# 410 prices and gun reccommendations. Please Help!!



## Camo (Oct 28, 2005)

I want to buy a four ten for my house up in north carolina where we just added thirty acres to the property and I went back there with my neighbors Mossberg bolt four ten and got a few squirrels and would really like to buy the same gun new. I cant find it anywhere on the internet but I did find a mossberg four ten pump for three hundred. Is this a good price/gun or should I keep looking? I dont want a franchi or anything just a gun that will hold up. 
Thanks, 
Curt


----------



## Remington 7400 (Dec 14, 2005)

For the money, it is hard to beat the H&R/NEF single shot(under 100 dollars). Mossbergs are bullet proof and 300 sounds about right.


----------



## Camo (Oct 28, 2005)

Yeah I was looking at single shots and I dont even like double barrels on a shotgun I really prefer semi pump or bolt. Thanks


----------



## Colonel Sanders (Sep 24, 2005)

I saw a mossberg .410 pump for $200 at walmart the other day.


----------



## Gohon (Feb 14, 2005)

I've got a Mossberg 410 pump and it is a dandy little squirrel gun. Light and easy carrying and has performed flawless. Only draw back and it really isn't a problem with a 410 is it is a full choke. Be nice if it had screw in chokes but you can't have everything. I paid $290 and my local gun shop but I know I could have beat the price and saved by buying at WalMart for a lot less.


----------



## honkbuster3 (Jan 11, 2006)

I agree with GOHON its a great little gun for a cheap price go with it


----------



## greenheadfallon (Oct 19, 2005)

I have a NEF single shot and it's a fun gun to shoot but it's just so darn small.


----------



## pennsyltucky (Oct 30, 2005)

Camo said:


> Yeah I was looking at single shots and I dont even like double barrels on a shotgun I really prefer semi pump or bolt. Thanks


a bolt over the ease and grace of a double???

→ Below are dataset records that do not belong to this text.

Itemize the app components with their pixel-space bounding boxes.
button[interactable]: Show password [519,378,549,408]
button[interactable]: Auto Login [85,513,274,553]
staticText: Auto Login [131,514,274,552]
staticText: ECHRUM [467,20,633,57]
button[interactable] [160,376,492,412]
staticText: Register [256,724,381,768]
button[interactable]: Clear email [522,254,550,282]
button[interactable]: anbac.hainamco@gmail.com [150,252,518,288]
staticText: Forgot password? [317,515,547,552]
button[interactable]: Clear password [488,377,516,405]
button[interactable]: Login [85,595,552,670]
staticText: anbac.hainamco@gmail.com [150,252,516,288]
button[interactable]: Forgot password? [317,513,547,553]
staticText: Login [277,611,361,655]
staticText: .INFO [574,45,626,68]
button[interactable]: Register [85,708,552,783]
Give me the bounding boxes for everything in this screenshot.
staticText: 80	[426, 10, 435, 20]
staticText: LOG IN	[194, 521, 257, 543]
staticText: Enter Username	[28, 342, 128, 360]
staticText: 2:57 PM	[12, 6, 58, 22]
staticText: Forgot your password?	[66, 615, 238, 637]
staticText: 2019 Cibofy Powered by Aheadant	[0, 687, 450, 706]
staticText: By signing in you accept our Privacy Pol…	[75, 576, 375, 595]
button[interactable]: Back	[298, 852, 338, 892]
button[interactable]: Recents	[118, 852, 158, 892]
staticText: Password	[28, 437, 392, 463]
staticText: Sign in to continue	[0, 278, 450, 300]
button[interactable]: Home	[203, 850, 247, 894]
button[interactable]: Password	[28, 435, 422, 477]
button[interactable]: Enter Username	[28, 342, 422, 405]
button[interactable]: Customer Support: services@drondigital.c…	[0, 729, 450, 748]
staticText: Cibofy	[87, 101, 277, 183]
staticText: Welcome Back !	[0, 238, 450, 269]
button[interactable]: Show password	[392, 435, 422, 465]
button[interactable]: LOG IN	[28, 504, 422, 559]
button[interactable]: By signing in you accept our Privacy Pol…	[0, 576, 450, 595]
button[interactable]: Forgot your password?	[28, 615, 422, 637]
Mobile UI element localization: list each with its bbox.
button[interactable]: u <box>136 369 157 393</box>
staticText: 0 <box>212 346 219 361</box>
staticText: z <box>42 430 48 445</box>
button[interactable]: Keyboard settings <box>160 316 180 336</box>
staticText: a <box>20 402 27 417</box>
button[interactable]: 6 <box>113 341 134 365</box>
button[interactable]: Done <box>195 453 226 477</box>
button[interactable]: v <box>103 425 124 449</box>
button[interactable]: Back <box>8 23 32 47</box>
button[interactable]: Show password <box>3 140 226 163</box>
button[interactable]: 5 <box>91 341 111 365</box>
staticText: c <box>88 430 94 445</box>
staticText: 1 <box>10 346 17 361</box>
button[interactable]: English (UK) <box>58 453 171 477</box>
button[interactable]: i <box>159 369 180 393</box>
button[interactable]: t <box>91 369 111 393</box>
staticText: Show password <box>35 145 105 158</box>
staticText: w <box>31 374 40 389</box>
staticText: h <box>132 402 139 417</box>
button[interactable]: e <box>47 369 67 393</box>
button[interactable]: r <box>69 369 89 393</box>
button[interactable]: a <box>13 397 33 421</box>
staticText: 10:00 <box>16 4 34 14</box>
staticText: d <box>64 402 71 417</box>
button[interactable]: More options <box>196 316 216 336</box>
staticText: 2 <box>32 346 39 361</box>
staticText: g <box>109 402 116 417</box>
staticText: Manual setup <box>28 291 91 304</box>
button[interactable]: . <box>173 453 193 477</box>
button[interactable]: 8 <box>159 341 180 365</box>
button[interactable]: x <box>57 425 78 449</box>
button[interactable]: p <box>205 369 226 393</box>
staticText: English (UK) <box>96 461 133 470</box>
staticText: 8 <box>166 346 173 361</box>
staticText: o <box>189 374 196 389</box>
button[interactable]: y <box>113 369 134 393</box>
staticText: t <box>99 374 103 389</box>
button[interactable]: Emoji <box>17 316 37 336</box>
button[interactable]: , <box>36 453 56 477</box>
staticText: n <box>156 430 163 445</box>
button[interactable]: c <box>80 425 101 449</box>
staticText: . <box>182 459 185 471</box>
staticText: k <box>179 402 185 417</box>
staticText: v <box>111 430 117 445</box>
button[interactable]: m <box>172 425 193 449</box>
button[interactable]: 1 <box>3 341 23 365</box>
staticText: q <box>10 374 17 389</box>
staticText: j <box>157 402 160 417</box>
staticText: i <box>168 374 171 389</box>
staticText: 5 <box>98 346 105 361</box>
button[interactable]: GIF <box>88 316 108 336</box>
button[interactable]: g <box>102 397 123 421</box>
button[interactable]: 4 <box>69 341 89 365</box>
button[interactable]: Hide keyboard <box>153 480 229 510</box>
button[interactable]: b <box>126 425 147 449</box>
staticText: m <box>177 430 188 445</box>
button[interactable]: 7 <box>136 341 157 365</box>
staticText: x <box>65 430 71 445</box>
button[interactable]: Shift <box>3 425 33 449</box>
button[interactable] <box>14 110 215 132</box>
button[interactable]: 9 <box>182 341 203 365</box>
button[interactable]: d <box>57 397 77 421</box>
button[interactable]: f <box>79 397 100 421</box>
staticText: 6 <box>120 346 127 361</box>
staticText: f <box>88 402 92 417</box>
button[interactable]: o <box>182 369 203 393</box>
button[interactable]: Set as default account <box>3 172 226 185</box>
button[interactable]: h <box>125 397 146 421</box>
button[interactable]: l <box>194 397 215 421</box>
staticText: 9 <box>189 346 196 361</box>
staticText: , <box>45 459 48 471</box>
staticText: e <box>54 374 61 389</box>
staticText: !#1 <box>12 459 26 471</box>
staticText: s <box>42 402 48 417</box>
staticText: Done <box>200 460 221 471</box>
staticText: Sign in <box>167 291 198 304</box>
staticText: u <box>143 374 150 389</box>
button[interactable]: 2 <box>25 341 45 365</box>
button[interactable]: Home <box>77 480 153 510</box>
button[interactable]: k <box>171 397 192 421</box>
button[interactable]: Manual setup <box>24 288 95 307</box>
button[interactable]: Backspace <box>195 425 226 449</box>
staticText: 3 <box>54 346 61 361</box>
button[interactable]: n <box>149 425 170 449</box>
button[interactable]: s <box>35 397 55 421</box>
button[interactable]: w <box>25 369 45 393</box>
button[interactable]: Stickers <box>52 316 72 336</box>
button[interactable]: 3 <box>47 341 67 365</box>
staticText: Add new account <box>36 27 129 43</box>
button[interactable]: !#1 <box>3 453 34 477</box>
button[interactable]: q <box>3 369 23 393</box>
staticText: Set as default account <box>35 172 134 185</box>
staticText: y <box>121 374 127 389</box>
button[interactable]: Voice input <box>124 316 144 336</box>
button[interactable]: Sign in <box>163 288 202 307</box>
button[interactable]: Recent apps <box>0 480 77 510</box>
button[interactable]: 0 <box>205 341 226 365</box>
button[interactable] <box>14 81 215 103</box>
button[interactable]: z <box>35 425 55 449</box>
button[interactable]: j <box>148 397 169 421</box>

u might find somethin on gunbroker.....
http://www.gunbroker.com/Auction/Browse.asp?Cat=980
type 410 in the search

http://www.gunbroker.com/Auction/ViewIt ... m=43703368


----------



## gooseboy (Sep 13, 2005)

I'm pretty sure that you can buy chokes that will convert a 12 guage into a 410.


----------



## pennsyltucky (Oct 30, 2005)

not "chokes" theyre called "little skeeters" and they are a sleeve that lets the chamber of the 12 shoot a 410 shell. but they cant be used for hunting. the speed and patterns are nothing compared to the real thing.


----------



## Burly1 (Sep 20, 2003)

I don't want to start an argument here, but my experience with the "little skeeters" is vastly different from that of my friend from pennsyltucky. I have shot .28 gauge tubes in a couple of different double barrels and find that they not only pattern well but are an economical way to get into the sub gauge game. Several of my sporting clays acquaintences have used them in different gauges with great success. If they are something that might work for you, don't be afraid to try them. Getting back to the original subject, the Mossbergs are really a tough shotgun and tend to get smoother the more they are used. A good choice. Good shooting, Burl


----------